Okay I've been working on this for a few days, and despite many searches here and elsewhere and trying a variety of methods I have not found any solutions that satisfy everything I'm hoping for.
The Goal: One large plot with four smaller plots to the right, and one colorbar at the bottom.
I am open to even radically different solutions. I have tried gridspecs, and subplots, and so on. This is just one of the closest solutions I have and it has been adapted from the matplotlib examples.
Things That are important to me but are still not happening in the current state:
- Colorbar is as wide as the two outside plots (for some time I have been using variations of bogatron's answer, but I cannot make it work here), and this really has been the biggest struggle. I have seen answers such as philn's which beautifully illustrates how to do one vertically across multiple plots(of the same size), but I cannot find any that show a fitted colorbar for a similar case to this.
- Very Important: Final saved plot a given 'exact' width (if you have a general solution that's great but not necessary). Despite setting the width, in this case, the result is ~5.8" (which is close enough). I care very little about how tall the figure is.
Scientific notation displayed on all colorbar labels- Less whitespace would be nice still with the top of the top plots aligned to the top of the main and likewise for the bottom.
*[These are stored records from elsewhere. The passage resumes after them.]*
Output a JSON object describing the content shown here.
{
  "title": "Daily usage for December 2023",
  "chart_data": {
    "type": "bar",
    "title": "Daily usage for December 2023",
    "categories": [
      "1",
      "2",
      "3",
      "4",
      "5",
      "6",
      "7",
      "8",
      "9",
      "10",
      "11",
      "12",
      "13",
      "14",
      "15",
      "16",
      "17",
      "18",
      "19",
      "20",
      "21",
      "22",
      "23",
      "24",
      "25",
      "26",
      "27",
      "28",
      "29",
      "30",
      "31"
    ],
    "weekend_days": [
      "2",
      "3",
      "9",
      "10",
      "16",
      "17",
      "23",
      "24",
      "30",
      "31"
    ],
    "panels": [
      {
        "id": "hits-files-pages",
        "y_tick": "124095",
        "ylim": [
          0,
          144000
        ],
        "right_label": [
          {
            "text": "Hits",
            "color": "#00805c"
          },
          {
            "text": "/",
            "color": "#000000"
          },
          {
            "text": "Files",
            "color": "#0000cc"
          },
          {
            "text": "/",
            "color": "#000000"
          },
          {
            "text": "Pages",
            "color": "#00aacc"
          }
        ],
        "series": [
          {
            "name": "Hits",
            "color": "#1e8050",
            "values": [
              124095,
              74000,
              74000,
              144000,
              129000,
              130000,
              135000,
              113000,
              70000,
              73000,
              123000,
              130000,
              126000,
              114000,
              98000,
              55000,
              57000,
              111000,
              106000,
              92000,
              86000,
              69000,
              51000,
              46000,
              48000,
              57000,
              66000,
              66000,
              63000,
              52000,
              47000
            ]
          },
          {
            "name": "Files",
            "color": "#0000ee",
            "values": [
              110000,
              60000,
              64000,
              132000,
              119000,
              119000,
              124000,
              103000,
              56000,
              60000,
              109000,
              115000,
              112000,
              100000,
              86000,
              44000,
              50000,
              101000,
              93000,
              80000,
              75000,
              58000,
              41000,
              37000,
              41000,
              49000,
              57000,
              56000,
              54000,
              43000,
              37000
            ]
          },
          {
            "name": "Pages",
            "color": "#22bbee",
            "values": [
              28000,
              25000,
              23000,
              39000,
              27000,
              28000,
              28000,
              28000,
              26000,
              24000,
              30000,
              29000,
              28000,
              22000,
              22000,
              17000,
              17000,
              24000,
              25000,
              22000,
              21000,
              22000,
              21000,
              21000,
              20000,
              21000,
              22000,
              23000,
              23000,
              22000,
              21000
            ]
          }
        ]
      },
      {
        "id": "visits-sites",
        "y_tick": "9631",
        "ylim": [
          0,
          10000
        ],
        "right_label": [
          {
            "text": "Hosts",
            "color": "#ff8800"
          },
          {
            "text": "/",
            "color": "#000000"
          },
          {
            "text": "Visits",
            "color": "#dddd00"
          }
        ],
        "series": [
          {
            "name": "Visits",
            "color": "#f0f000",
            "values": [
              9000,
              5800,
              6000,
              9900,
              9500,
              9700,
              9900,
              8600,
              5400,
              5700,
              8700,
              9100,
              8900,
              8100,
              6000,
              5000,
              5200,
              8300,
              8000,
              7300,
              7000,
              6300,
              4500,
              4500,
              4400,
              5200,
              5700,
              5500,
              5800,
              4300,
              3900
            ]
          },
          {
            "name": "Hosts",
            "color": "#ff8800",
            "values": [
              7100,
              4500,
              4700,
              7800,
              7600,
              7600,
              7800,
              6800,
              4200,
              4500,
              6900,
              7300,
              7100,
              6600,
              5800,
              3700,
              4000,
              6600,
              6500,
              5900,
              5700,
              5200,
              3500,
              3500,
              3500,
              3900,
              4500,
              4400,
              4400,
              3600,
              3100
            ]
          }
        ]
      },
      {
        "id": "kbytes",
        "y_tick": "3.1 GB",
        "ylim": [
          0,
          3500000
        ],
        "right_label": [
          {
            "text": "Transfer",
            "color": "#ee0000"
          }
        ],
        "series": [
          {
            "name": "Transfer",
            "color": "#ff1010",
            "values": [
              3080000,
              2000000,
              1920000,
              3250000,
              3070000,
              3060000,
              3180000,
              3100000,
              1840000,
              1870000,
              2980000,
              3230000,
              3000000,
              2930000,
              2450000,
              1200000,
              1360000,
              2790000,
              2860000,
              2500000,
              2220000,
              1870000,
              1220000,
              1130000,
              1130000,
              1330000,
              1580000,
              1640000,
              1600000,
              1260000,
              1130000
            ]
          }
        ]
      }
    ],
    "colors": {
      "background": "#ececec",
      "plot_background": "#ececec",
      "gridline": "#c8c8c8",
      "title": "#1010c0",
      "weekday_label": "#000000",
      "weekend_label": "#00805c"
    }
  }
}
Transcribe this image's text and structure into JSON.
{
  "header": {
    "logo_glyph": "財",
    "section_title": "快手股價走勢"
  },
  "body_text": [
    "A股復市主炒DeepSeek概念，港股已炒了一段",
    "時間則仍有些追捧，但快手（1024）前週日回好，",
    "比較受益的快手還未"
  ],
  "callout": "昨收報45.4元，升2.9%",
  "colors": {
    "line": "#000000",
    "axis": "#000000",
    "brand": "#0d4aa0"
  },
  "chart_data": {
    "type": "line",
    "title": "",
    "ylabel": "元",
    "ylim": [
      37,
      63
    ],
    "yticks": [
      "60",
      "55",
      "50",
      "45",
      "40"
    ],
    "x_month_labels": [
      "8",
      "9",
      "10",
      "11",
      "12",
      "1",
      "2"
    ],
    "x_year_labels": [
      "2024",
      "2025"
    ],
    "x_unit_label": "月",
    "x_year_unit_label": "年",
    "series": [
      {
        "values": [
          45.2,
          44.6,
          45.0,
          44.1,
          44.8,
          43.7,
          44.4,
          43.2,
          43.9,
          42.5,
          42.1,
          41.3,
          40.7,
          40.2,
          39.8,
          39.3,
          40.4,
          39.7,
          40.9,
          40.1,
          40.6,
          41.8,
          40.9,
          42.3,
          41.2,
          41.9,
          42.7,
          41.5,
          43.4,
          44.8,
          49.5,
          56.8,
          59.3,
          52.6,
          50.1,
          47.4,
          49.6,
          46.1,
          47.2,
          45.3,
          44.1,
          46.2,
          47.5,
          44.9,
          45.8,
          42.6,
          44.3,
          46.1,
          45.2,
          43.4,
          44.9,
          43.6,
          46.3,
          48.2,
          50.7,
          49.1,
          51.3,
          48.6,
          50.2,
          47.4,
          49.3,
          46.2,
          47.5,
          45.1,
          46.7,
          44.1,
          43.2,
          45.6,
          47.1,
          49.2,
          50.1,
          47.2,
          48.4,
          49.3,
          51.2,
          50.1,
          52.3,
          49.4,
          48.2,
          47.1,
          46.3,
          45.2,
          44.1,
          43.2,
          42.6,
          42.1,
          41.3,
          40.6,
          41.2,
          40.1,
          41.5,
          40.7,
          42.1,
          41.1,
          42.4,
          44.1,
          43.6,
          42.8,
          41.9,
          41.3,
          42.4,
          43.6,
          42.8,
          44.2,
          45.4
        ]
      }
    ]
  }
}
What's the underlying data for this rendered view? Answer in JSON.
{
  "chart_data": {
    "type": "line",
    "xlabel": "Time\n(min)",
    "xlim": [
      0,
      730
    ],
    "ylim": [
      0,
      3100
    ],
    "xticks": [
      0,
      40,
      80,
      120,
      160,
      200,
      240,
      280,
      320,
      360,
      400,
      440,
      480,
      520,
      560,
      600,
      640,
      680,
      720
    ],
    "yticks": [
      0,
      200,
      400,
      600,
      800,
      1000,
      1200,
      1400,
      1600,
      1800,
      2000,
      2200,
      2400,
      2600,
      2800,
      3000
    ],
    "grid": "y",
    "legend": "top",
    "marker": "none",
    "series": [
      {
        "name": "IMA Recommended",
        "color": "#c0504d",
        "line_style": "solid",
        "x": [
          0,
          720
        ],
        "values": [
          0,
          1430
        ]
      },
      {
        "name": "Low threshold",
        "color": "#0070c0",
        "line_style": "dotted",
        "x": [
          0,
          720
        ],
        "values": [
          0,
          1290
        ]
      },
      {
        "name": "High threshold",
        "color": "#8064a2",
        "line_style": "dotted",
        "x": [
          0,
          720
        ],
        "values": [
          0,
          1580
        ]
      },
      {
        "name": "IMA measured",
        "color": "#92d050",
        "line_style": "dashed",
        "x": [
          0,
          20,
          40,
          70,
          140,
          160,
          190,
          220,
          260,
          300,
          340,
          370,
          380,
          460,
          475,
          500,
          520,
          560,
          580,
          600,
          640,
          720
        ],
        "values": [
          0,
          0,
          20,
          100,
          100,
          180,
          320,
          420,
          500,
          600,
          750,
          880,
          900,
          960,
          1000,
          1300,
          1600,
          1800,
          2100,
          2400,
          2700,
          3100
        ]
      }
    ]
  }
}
I have tried various adjustments to
wspace
with no real success. - Finally, it would be nice to have one answer that works regardless of if I have the x-ticks on or off.
I have tried to use Inkscape to illustrate how the original plot from this code appears in red, and in green a more ideal output.
#%% Example for Stack
# Set page width
# This may be found using \usepackage{layouts} and then in the body
# textwidth = \printinunitsof{in}\prntlen{\textwidth}
textwidth = 5.90666
# Set Plot Color
color = 'cividis'
data = np.random.rand(100, 100)*1e7
AoI = [[25, 75], [25, 75]]
fig = plt.figure(constrained_layout=True)
fig.set_figwidth(textwidth)
gs = fig.add_gridspec(3, 4)
ax1 = fig.add_subplot(gs[0:2, 0:2])
ax1.set(title = 'No Polarization', yticks = [], #xticks = [],
xlim = AoI[0], ylim = AoI[1],
)
ax1.imshow(data, cmap = color)
ax2 = fig.add_subplot(gs[0, 2])
ax2.set(title = '0', yticks = [], #xticks = [],
xlim = AoI[0], ylim = AoI[1],
)
ax2.imshow(data, cmap = color)
ax3 = fig.add_subplot(gs[0, 3])
ax3.set(title = '45', yticks = [], #xticks = [],
xlim = AoI[0], ylim = AoI[1],
)
ax3.imshow(data, cmap = color)
ax4 = fig.add_subplot(gs[1, 2])
ax4.set(title = '90', yticks = [], #xticks = [],
xlim = AoI[0], ylim = AoI[1],
)
ax4.imshow(data, cmap = color)
ax5 = fig.add_subplot(gs[1, 3])
ax5.set(title = '135', yticks = [], #xticks = [],
xlim = AoI[0], ylim = AoI[1],
)
ax5.imshow(data, cmap = color)
ticks = np.array([data.min()*0.9 +data.max()*0.1,
np.average([data.min(),data.max()]),
data.max()*0.9 +data.min()*0.1]).astype(int)
def fmt(x, pos):
a, b = '{:.2e}'.format(x).split('e')
b = int(b)
return r'${} \times 10^{{{}}}$'.format(a, b)
cbar = plt.colorbar(ax1.imshow(data, cmap = cmap), ax=[ax1, ax4, ax5],
#shrink = 0.935, #with ticks
shrink = 0.922, #without ticks
location = 'bottom', ticks = ticks,
anchor = (10,10), format=ticker.FuncFormatter(fmt)
)
fig.suptitle('d = 160 nm (p = 570 nm)')
plt.savefig(fname = 'demo.pdf',
format = 'pdf', dpi = 600, bbox_inches = 'tight', pad_inches = 0)
Or perhaps a different way to visualize achieving basically the same thing.